Limitations & Future Work

  • Validated only at 3B and 0.5B scales; performance on 7B+ models or during large-scale pre-training remains unknown.
  • Improvement margins are relatively modest (+1.0 average), with some benchmarks like RealWorldQA showing only +0.44 gains.
  • Adaptation to video understanding (spatio-temporal) is not yet explored. Extending Circle-RoPE to 3D + time dimensions is a valuable direction.
  • Selection of \(\alpha\) and \(R\) relies on ablation; an adaptive learning mechanism is currently lacking.
  • M-RoPE (Qwen2-VL): Maintains 2D indices but suffers from cross-modal coupling—Circle-RoPE decouples this via orthogonal projection.

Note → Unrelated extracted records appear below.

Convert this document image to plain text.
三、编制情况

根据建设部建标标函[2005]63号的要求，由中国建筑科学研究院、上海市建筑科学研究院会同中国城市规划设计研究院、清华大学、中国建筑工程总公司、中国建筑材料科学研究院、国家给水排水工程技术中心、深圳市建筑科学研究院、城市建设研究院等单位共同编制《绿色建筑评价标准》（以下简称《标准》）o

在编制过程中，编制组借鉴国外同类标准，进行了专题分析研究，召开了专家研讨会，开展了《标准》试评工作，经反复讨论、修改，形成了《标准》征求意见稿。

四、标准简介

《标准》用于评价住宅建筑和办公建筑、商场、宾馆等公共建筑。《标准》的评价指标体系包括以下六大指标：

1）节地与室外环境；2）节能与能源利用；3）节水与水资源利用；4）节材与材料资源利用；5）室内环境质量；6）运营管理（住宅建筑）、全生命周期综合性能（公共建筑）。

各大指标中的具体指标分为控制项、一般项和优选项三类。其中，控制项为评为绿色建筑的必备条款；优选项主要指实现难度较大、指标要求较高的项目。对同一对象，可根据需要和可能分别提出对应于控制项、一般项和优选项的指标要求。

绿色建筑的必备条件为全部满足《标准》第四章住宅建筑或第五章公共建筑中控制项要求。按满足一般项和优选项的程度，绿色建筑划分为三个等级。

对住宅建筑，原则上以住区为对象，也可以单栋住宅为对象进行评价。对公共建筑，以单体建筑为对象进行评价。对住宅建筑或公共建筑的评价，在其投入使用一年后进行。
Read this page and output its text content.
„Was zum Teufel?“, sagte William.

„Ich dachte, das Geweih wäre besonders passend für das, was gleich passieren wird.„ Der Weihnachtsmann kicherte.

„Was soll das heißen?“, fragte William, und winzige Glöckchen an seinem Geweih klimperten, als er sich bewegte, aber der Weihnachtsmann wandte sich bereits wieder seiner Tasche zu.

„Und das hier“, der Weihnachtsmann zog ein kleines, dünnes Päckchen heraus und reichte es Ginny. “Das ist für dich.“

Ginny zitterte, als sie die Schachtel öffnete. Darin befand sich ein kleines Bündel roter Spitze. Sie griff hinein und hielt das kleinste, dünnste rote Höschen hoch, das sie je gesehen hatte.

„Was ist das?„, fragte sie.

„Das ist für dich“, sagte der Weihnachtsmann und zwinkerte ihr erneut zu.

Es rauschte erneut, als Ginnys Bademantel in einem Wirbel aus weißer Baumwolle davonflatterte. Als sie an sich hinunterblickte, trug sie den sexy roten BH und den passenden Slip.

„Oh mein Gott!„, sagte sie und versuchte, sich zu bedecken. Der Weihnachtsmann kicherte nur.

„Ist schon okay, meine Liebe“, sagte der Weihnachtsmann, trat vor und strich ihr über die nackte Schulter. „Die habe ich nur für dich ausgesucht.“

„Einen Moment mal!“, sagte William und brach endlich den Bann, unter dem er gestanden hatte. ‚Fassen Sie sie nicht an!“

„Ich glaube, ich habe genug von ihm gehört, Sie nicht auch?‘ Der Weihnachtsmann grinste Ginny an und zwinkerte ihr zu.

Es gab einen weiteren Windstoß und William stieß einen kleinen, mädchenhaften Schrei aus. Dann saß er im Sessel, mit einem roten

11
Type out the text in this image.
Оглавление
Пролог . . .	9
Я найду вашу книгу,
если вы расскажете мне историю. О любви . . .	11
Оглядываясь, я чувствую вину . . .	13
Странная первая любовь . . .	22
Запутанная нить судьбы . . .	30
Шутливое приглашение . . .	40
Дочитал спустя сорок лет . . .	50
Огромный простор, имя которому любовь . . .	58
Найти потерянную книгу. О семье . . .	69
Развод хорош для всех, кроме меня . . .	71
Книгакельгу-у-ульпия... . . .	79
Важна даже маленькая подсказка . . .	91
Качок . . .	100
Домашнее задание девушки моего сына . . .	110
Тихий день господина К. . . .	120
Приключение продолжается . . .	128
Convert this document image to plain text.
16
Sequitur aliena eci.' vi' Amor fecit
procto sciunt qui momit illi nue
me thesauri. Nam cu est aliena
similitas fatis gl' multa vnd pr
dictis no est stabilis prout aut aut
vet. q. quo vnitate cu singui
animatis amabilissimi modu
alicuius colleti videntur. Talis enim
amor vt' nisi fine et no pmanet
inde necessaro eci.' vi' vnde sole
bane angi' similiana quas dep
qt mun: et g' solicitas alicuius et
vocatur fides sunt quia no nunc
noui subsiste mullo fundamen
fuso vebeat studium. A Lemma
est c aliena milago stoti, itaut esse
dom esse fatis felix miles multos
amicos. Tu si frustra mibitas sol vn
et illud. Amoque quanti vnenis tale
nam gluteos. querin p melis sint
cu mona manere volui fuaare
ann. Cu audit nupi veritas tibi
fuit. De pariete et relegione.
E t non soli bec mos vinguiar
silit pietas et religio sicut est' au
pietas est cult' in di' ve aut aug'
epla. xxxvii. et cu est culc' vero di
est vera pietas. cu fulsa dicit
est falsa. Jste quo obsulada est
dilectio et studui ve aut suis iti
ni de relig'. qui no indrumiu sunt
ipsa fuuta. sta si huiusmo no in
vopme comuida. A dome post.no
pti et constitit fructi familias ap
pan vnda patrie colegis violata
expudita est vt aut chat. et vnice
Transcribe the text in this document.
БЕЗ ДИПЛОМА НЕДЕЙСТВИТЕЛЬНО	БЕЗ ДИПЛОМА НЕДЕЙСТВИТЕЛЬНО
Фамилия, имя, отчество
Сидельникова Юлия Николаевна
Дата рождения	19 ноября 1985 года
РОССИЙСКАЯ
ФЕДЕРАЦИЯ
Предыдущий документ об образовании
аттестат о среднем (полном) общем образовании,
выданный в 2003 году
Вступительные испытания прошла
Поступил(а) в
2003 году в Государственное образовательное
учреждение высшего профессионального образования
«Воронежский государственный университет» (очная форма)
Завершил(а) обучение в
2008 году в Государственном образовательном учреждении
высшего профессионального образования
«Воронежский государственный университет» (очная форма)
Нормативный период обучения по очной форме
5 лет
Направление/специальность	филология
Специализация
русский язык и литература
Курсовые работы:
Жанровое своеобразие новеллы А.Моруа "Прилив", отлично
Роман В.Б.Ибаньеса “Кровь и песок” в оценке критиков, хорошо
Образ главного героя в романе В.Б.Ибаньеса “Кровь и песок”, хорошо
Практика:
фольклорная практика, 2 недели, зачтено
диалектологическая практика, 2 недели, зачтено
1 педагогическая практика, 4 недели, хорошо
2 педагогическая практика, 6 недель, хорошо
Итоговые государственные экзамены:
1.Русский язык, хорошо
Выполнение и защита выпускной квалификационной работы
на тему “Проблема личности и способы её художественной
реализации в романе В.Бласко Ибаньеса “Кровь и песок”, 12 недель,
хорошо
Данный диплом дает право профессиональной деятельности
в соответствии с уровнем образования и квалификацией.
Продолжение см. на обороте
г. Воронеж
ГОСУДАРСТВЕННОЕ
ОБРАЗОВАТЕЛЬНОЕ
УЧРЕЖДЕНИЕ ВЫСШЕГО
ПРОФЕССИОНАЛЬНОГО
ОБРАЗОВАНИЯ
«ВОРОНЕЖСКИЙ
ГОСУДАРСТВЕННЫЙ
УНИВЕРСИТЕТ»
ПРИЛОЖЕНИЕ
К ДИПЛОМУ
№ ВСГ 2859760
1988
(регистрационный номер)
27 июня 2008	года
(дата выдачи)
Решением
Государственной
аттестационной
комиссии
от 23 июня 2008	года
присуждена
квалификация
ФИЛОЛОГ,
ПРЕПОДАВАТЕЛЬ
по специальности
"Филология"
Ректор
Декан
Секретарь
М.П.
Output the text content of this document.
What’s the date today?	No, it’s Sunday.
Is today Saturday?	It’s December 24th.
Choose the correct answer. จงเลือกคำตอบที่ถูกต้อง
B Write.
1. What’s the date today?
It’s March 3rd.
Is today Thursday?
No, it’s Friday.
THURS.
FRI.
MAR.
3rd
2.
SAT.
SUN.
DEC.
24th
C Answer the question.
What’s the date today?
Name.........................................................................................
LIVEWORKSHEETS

  • mPLUG-Owl3: Achieves PTD=0 via shared indices but loses spatial info—this work proves that both PTD=0 and spatial preservation are mandatory.
  • Insight: Positional encoding design should distinguish between "intra-modal" and "inter-modal" requirements, using distinct geometric priors for each rather than a one-size-fits-all approach.